First, managers of millennials want to focus on what is meaningful to millennials. Talk with them, not to them. Pick an appropriate time, place and individual to offer feedback. Don’t lash out in the moment, and worse, don’t point out individual mistakes in a group setting like a staff meeting or in front of a client.

By creating an environment that welcomes conversation, you set the stage for the kind of meaningful feedback that demonstrates to the individual how to learn, grow, and do their jobs better. This, in turn, leads to improved productivity and performance.

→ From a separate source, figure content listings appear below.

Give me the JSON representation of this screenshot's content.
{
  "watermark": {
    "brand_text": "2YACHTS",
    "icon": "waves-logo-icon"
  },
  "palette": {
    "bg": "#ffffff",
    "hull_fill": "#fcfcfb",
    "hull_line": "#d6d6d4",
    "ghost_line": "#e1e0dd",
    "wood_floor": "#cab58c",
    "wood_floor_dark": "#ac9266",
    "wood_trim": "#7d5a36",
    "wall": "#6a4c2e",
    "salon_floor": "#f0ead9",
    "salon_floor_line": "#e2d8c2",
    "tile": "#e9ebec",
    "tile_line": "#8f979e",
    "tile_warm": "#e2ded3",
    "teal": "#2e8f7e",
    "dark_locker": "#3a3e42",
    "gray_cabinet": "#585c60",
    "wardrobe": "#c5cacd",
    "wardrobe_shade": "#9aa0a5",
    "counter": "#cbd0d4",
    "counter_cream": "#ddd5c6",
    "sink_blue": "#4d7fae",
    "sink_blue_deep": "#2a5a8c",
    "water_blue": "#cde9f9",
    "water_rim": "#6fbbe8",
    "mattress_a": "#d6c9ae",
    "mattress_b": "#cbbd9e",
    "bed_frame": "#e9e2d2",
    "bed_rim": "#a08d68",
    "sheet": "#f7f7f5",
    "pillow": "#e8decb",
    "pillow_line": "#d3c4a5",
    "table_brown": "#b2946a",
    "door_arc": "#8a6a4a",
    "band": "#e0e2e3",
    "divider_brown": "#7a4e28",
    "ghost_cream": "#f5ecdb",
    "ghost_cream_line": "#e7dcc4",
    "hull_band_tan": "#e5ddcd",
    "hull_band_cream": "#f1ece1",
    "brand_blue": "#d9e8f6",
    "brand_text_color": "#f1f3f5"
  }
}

Your feedback should be focused on the employee’s performance and work product, not on the employee themselves. For example, rather than questioning work ethic or time-keeping, point out specific areas for improvement. Perform subsequent observations to give feedback on whether improvement occurred. Millennials don’t know everything there is to know unless you show them.

Lastly, zero-in on specifics with your feedback. Avoid being too general whether it’s with praise or criticism. For instance instead of “Good job”, try, “I appreciate the level of professionalism you showed at today’s client brief.” Or, instead of “Your behaviour is not acceptable”, how about, “I know that you know best what needs to change and I trust that you will do the right thing next time.”

If it sounds like a bit like coddling, it isn’t. Remember, this is about learning how best to deal with cross-generational schisms in the modern workplace. As vital as feedback is to the millennial, it also won’t work if it doesn’t penetrate the layers of expectation and sensitivity surrounding this generational cohort. Otherwise, Google will be there to validate them- for better or for worse.